During the one to five years of follow-up, the patients eating the Mediterranean diet had fewer deaths from cardiovascular disease (1%, versus 5% in the patients eating the regular diet). These findings were published in 1994. A second report on the rate of development of cancer in the study participants now follows. The patients eating the Mediterranean diet had less than half the number of new cases of cancer, and the overall death rate (from all causes) was also reduced by about half.

Doctor's comments

The finding that a Mediterranean diet may prevent cancer was unexpected and was not one of the original goals of the study.
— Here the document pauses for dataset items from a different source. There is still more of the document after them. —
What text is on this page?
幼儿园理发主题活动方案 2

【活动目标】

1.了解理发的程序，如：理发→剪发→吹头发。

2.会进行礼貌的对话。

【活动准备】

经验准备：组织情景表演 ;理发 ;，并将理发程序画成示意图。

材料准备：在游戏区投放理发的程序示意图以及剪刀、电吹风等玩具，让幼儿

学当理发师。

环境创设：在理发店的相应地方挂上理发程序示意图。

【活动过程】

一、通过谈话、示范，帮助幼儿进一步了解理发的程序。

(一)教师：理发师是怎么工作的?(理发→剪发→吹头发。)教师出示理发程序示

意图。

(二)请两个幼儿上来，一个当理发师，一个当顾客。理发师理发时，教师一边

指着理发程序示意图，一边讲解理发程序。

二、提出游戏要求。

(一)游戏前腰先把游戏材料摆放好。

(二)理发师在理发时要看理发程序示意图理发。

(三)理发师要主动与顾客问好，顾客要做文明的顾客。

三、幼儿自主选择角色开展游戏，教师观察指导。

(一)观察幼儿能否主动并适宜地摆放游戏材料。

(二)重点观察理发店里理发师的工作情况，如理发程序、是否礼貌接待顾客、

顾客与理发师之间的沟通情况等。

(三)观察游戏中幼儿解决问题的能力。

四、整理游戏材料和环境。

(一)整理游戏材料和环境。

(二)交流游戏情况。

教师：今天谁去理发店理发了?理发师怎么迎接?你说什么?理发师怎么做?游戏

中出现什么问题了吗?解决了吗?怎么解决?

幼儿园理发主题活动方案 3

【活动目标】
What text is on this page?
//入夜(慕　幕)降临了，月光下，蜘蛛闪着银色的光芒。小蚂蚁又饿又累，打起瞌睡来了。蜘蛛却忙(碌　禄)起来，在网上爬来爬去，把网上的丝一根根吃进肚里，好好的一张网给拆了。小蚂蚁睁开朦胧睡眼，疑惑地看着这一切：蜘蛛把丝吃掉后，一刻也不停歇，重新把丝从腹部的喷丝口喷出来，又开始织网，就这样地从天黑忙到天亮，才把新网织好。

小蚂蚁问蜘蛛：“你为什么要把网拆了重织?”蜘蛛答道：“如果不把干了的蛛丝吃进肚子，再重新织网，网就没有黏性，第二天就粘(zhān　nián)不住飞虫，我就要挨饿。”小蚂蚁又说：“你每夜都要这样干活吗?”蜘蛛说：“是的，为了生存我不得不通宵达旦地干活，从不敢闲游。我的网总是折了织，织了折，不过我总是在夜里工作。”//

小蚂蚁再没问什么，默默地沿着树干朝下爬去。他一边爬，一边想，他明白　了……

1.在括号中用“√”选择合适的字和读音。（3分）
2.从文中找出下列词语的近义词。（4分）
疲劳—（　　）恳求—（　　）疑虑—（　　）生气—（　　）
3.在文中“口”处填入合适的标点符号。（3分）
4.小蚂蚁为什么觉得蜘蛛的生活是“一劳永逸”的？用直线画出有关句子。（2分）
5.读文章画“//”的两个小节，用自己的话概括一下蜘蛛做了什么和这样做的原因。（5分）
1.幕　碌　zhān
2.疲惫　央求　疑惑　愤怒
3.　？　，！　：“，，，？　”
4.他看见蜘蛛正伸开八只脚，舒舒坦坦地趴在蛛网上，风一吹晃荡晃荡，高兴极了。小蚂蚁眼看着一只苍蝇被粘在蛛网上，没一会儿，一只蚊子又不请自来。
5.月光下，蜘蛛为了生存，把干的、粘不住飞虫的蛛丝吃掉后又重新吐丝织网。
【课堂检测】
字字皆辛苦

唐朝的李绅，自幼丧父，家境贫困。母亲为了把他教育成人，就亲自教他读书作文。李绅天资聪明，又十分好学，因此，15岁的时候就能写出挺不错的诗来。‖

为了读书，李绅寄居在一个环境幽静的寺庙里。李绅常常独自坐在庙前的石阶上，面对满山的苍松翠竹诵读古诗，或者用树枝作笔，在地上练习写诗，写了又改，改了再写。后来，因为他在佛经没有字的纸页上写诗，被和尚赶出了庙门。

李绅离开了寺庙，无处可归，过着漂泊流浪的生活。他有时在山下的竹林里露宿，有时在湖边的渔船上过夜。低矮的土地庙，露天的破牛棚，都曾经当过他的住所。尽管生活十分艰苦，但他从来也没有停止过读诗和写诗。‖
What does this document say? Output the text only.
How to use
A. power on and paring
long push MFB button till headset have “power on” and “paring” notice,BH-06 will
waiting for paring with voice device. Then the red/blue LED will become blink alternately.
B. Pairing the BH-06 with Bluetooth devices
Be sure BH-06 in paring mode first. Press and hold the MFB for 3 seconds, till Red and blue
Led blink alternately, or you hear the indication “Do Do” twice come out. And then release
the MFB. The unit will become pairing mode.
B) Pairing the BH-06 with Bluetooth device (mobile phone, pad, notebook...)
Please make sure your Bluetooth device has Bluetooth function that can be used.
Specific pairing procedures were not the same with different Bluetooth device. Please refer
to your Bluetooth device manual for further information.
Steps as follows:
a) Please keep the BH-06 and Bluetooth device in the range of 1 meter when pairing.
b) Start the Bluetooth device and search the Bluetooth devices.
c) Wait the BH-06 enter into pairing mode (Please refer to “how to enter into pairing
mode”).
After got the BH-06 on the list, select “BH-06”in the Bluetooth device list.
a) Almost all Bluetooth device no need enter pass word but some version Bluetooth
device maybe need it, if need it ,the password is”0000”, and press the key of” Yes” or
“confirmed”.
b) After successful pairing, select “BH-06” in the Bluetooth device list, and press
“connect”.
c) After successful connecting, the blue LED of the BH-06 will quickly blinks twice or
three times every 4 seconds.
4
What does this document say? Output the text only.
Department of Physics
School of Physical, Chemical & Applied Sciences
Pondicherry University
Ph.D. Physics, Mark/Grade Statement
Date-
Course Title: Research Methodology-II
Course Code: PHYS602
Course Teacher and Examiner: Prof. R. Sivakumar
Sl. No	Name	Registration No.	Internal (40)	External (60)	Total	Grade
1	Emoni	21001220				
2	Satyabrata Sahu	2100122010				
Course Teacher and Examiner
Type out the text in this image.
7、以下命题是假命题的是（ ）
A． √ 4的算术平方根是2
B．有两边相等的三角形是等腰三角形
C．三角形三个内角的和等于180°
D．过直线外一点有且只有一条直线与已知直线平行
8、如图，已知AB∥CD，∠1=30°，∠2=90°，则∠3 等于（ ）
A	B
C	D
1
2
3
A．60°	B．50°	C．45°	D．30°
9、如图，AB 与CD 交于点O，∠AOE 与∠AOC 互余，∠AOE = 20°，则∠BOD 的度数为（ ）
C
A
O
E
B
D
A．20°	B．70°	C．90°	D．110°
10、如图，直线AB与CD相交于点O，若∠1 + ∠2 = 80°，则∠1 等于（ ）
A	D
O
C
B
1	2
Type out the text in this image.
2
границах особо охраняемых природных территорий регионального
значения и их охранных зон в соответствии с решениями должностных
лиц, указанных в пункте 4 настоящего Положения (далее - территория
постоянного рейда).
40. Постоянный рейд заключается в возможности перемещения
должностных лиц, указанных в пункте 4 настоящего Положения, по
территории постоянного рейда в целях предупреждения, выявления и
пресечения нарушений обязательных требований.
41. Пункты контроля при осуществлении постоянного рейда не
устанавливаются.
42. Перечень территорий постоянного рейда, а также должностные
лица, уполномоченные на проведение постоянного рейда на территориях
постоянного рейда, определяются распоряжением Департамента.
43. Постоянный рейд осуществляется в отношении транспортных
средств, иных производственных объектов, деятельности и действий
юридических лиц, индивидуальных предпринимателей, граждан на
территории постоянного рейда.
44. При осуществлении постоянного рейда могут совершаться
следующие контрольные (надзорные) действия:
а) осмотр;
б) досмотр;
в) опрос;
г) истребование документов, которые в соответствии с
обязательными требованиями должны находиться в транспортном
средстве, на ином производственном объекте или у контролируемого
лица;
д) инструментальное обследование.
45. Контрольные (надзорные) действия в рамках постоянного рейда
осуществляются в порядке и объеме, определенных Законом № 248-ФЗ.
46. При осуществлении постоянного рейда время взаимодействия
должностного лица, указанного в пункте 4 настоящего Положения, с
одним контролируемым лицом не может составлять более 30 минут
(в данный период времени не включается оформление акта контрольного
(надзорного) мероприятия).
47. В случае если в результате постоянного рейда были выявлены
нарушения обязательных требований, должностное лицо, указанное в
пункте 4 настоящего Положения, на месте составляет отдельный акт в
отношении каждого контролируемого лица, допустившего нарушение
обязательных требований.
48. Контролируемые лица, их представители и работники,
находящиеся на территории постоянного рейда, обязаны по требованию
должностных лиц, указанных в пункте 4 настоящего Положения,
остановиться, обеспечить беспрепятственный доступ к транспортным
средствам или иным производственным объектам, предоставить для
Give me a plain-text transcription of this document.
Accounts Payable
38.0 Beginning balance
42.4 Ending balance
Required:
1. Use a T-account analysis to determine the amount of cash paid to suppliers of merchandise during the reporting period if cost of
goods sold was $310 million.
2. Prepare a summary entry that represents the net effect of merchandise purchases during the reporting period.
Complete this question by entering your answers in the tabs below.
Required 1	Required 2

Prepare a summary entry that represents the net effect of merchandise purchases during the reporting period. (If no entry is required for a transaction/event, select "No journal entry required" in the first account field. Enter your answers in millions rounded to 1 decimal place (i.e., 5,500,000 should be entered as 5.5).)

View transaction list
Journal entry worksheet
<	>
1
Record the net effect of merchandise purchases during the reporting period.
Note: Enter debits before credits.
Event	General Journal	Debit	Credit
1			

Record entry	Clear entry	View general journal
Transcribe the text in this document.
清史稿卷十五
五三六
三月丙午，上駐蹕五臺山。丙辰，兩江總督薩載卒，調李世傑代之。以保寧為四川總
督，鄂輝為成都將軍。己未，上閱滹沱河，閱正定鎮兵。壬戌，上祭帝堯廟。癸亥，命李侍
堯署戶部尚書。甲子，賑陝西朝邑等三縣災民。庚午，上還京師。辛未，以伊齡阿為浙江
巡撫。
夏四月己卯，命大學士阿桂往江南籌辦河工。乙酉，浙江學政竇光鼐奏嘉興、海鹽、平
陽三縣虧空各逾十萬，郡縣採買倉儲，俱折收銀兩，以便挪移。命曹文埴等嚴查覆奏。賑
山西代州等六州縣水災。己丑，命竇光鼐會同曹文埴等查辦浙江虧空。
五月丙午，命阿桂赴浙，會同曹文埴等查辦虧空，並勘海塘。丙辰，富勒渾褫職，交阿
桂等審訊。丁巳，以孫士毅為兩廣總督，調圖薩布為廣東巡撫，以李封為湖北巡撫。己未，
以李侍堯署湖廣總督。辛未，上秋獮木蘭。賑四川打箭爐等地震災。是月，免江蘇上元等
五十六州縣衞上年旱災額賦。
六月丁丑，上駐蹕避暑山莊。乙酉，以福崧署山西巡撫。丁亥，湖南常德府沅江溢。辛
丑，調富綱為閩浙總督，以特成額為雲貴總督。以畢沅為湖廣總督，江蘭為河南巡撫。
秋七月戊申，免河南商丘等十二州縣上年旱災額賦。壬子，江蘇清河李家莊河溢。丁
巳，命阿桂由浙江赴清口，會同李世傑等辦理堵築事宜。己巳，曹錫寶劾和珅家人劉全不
It does, however, make sense. Vegetables contain a number of antioxidants (which protect against cancer) and there is other evidence that eating a lot of vegetables is associated with less cancer. The Mediterranean diet is also rich in omega-3-fatty acids, which could have a protective effect.

Where it was published

de Lorgeril M and colleagues. Mediterranean dietary pattern in a randomized trial. Prolonged survival and possible reduced cancer rate. Archives of Internal Medicine1998;158:1181-1187.

de Lorgeril M and colleagues. Mediterranean alpha-linolenic acid-rich diet in secondary prevention of coronary heart disease. Lancet1994;343:1454-1459.